International expansion is also the main goal of the Children’s World (Detskiy Mir) network, owned by AFK Sistema.
“We are now, and I mean the Concept Group, working on developing the concept for launching in India. We are going there in partnership with the Tata Group, one of India’s largest business empires,” Vladimir Yevtushenkov principal owner of AFK Sistema, told Russia 24 television channel during an interview in Davos. He said India has been chosen as the “pilot” for the overseas expansion of AFK Sistema’s retail assets; Children’s World and the Concept Group.

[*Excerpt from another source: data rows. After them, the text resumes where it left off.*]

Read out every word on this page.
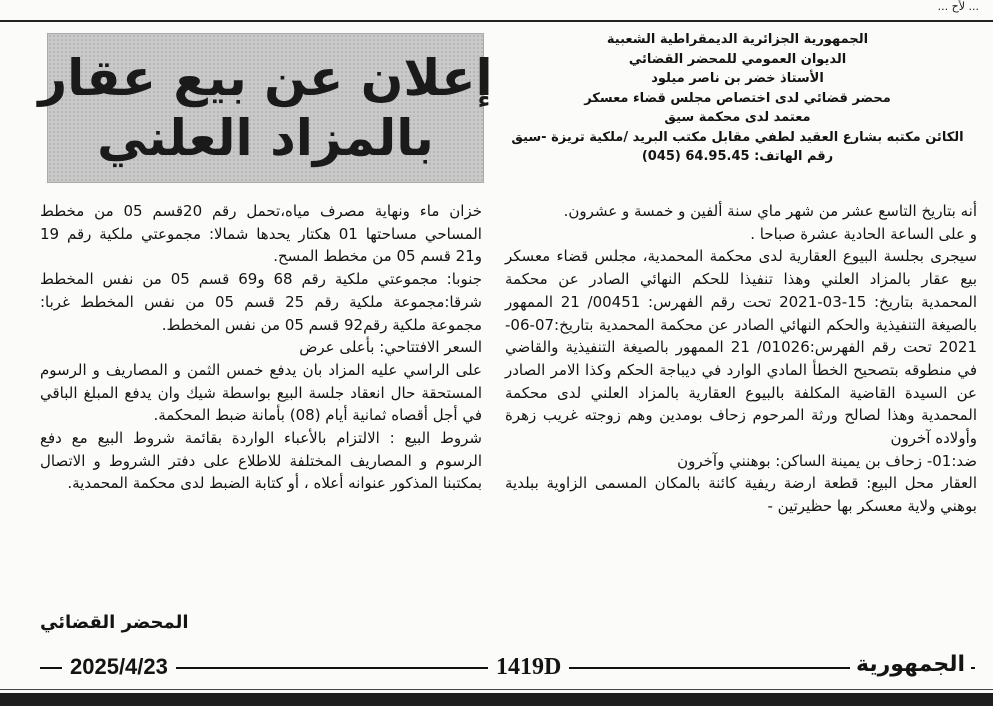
... لأح ...
إعلان عن بيع عقار
بالمزاد العلني
الجمهورية الجزائرية الديمقراطية الشعبية
الديوان العمومي للمحضر القضائي
الأستاذ خضر بن ناصر ميلود
محضر قضائي لدى اختصاص مجلس قضاء معسكر
معتمد لدى محكمة سيق
الكائن مكتبه بشارع العقيد لطفي مقابل مكتب البريد /ملكية تريزة -سيق
رقم الهاتف: 64.95.45 (045)

أنه بتاريخ التاسع عشر من شهر ماي سنة ألفين و خمسة و عشرون.

و على الساعة الحادية عشرة صباحا .

سيجرى بجلسة البيوع العقارية لدى محكمة المحمدية، مجلس قضاء معسكر بيع عقار بالمزاد العلني وهذا تنفيذا للحكم النهائي الصادر عن محكمة المحمدية بتاريخ: 15-03-2021 تحت رقم الفهرس: 00451/ 21 الممهور بالصيغة التنفيذية والحكم النهائي الصادر عن محكمة المحمدية بتاريخ:07-06-2021 تحت رقم الفهرس:01026/ 21 الممهور بالصيغة التنفيذية والقاضي في منطوقه بتصحيح الخطأ المادي الوارد في ديباجة الحكم وكذا الامر الصادر عن السيدة القاضية المكلفة بالبيوع العقارية بالمزاد العلني لدى محكمة المحمدية وهذا لصالح ورثة المرحوم زحاف بومدين وهم زوجته غريب زهرة وأولاده آخرون

ضد:01- زحاف بن يمينة الساكن: بوهنني وآخرون

العقار محل البيع: قطعة ارضة ريفية كائنة بالمكان المسمى الزاوية ببلدية بوهني ولاية معسكر بها حظيرتين -

خزان ماء ونهاية مصرف مياه،تحمل رقم 20قسم 05 من مخطط المساحي مساحتها 01 هكتار يحدها شمالا: مجموعتي ملكية رقم 19 و21 قسم 05 من مخطط المسح.

جنوبا: مجموعتي ملكية رقم 68 و69 قسم 05 من نفس المخطط شرقا:مجموعة ملكية رقم 25 قسم 05 من نفس المخطط غربا: مجموعة ملكية رقم92 قسم 05 من نفس المخطط.

السعر الافتتاحي: بأعلى عرض

على الراسي عليه المزاد بان يدفع خمس الثمن و المصاريف و الرسوم المستحقة حال انعقاد جلسة البيع بواسطة شيك وان يدفع المبلغ الباقي في أجل أقصاه ثمانية أيام (08) بأمانة ضبط المحكمة.

شروط البيع : الالتزام بالأعباء الواردة بقائمة شروط البيع مع دفع الرسوم و المصاريف المختلفة للاطلاع على دفتر الشروط و الاتصال بمكتبنا المذكور عنوانه أعلاه ، أو كتابة الضبط لدى محكمة المحمدية.

المحضر القضائي
2025/4/23	1419D	الجمهورية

“This is a completely different market, with different volumes and other demands. If it all works out well, this will be a huge success for us. If things do not work out, we are not risking much, and we will simply need to reformat, and start thinking of what to do next.”
“The same thing we want to try in the Arab countries, and in China. However, first we must learn the ropes when it comes to entering the market in at least one major country,” said Yevtushenkov.

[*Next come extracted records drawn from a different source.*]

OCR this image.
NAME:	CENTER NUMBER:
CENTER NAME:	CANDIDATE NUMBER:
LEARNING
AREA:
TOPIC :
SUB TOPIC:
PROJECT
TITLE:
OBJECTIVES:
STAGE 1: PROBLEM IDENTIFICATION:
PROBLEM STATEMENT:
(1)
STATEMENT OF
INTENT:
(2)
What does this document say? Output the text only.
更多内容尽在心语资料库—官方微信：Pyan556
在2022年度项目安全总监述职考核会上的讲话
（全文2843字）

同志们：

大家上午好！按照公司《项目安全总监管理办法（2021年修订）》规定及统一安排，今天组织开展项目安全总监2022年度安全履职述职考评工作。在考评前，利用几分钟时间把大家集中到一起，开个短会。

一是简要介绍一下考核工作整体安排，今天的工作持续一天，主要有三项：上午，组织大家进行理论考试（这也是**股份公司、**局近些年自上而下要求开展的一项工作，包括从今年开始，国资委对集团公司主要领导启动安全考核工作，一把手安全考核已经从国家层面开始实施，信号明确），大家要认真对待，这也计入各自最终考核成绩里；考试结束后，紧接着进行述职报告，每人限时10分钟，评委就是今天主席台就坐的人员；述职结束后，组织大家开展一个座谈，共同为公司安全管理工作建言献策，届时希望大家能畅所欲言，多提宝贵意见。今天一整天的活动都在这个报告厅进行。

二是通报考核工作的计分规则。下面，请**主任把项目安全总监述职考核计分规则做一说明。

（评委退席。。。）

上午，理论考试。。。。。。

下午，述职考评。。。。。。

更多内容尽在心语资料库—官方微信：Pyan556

International expansion is the main goal set for the Children’s World brand, he said. On the Russian market, this retailer is close to reaching the threshold set by antitrust regulations. “This is not a common product retailer, as its scope is much narrower. If we proceed at such a pace; 200-300 store openings annually; in a year or two, we will saturate the market,” said the entrepreneur.
The recent sale of 23% stake in the Children’s World to the Russian-Chinese Investment Fund (RCIF belongs to the Russian Direct Investment Fund and the China Investment Corporation) was needed “to demonstrate a certain benchmark (in terms of market capitalization of the asset), to obtain international expertise, and to attempt spreading the Children’s World beyond national borders,” said Yevtushenkov.

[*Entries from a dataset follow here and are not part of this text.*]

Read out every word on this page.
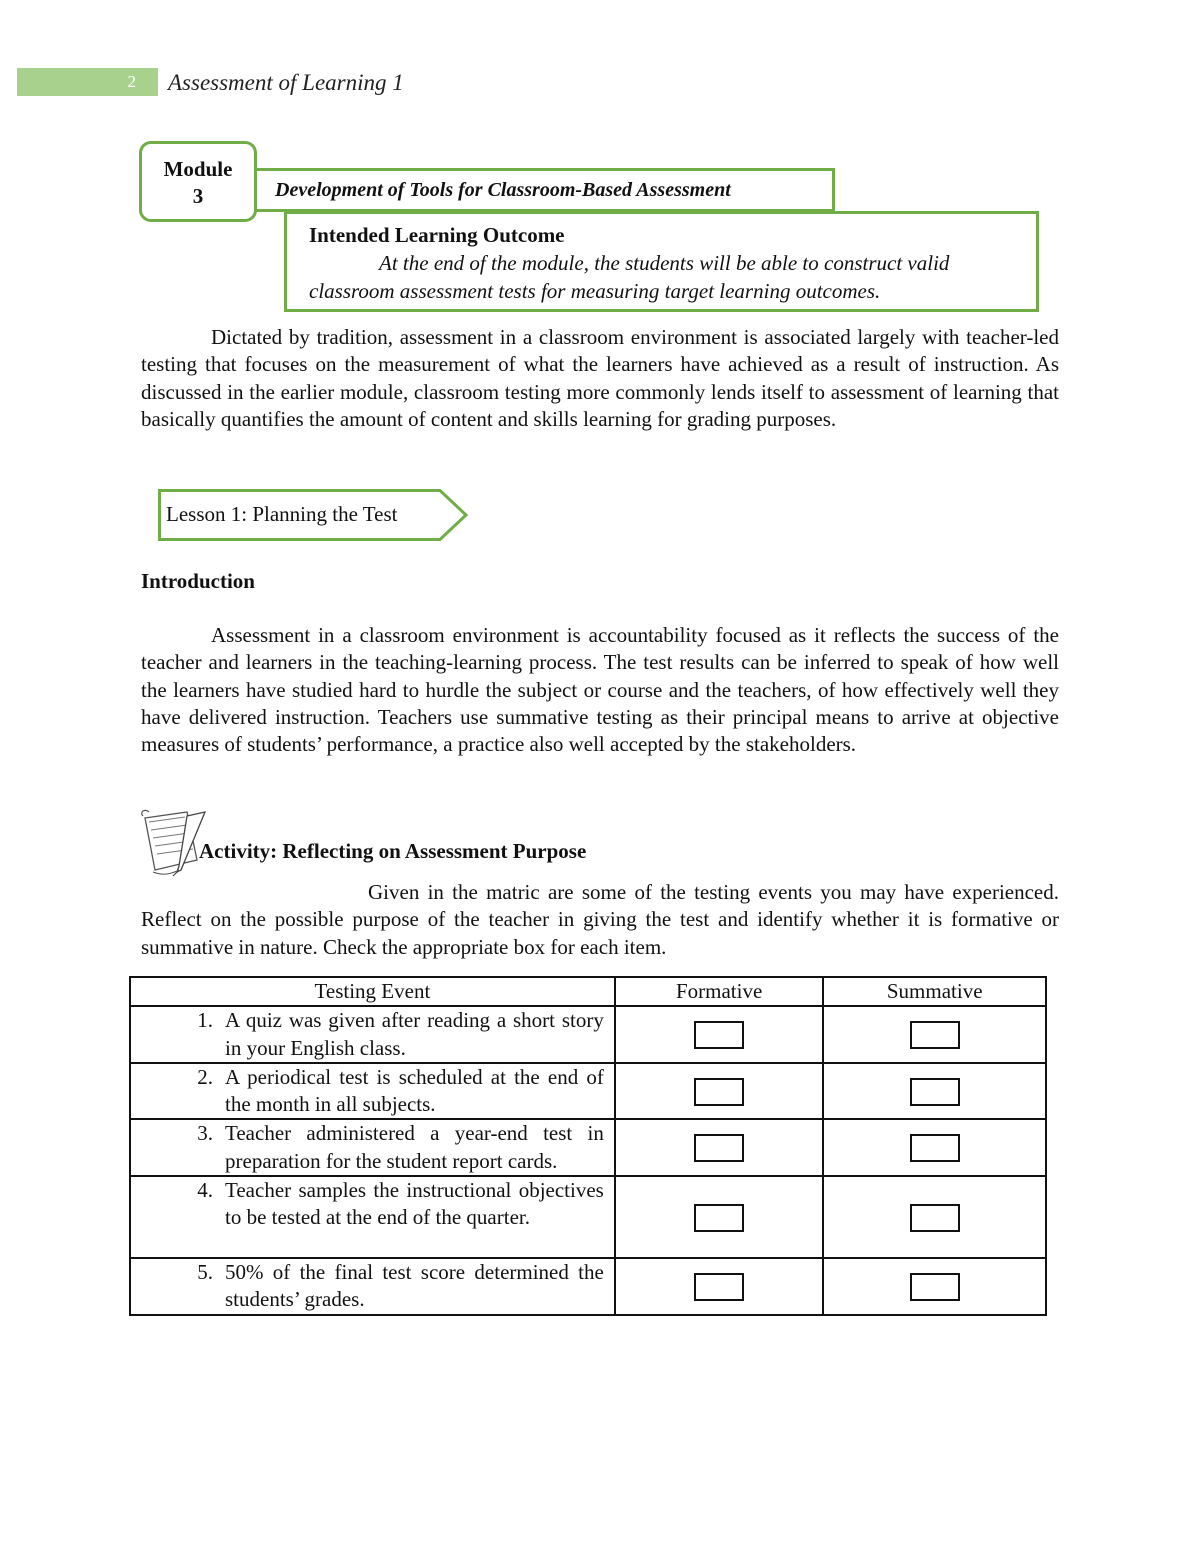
2 Assessment of Learning 1
Module
3	Development of Tools for Classroom-Based Assessment
Intended Learning Outcome

At the end of the module, the students will be able to construct valid classroom assessment tests for measuring target learning outcomes.

Dictated by tradition, assessment in a classroom environment is associated largely with teacher-led testing that focuses on the measurement of what the learners have achieved as a result of instruction. As discussed in the earlier module, classroom testing more commonly lends itself to assessment of learning that basically quantifies the amount of content and skills learning for grading purposes.

Lesson 1: Planning the Test
Introduction

Assessment in a classroom environment is accountability focused as it reflects the success of the teacher and learners in the teaching-learning process. The test results can be inferred to speak of how well the learners have studied hard to hurdle the subject or course and the teachers, of how effectively well they have delivered instruction. Teachers use summative testing as their principal means to arrive at objective measures of students’ performance, a practice also well accepted by the stakeholders.

Activity: Reflecting on Assessment Purpose

Given in the matric are some of the testing events you may have experienced. Reflect on the possible purpose of the teacher in giving the test and identify whether it is formative or summative in nature. Check the appropriate box for each item.

Testing Event	Formative	Summative

1. A quiz was given after reading a short story in your English class.		

2. A periodical test is scheduled at the end of the month in all subjects.		

3. Teacher administered a year-end test in preparation for the student report cards.		

4. Teacher samples the instructional objectives to be tested at the end of the quarter.		

5. 50% of the final test score determined the students’ grades.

“Expansion is not possible without partners, even if these are mere investors,” he said. “We did not make this sale because the Children’s World needed the money. The chain is doing well, and has sufficient financial resources of its own,” said Yevtushenkov.
The Children’s World Group brings together the network stores of the Children’s World and ELC. At the end of 2015, the network of 425 stores of the retailer had a combined area of 504,000 sq. m. in 148 cities of Russia and Kazakhstan.
Revenues of the Children’s World, for the first nine months of 2015, rose 34.1%, reaching 40 billion rubles. The sales revenues of comparable stores (LfL) increased just 13.8%. The retailer OIBDA saw an increase of 30%, reaching 2.9 billion rubles, while its profitability decreased to 7.4%, from 7.6% a year earlier. Net profit of Children’s World in the period January-September of the last year amounted to 657 million rubles, which is 7.2% more than during the same period in 2014.
Yevtushenkov also said the fate of the merger of the Indian telecom business of AFK Sistema; the Sistema Shyam TeleServices (SSTL); with one of the largest telecom operators in India, Reliance Communications should be determined in the next 2-3 weeks.
“We ran into many problems there. In the next 2-3 weeks, a certain clarity should be achieved”, he said, answering a question about the fate of the deal between SSTL and Reliance Communications. “After that, we will clearly understand that. Yes, we have reached a certain agreement and can move forward, or no, we ran into insurmountable difficulties, but we did everything that was possible on our part. So we will start thinking about what to do next,” he added.
In the fall of 2015, AFK Sistema agreed to merge its Indian “affiliate” SSTL with Reliance Communications and signed the relevant documents. During a meeting with Russian President Vladimir Putin and Indian Prime Minister Narendra Modi on December 24, Yevtushenkov said the joint telecommunications company that was being established would become one of the largest in the world, with over 300 million subscribers.
The structure of the transaction involves the separation of the telecom business from SSTL and its unification with the business of the Reliance Communications Company, on the basis of the latter, and according to the schema approved by the courts in India. SSTL will hand over its entire telecommunications business to the new company (frequency spectrum, telecommunications infrastructure, including the entire network, the current leasing contracts for infrastructure (towers, sites, and so on), the subscriber base (about 9 million customers), and various obligations). On the balance sheet of SSTL will retain only a small portion of non-core assets. SSTL’s share in the capital of the combined company will be 10%. The market capitalization of Reliance Communications is about $2.5 billion, so this share is estimated at being worth $250 million.
The transaction should be finalized sometime during the second quarter of 2016.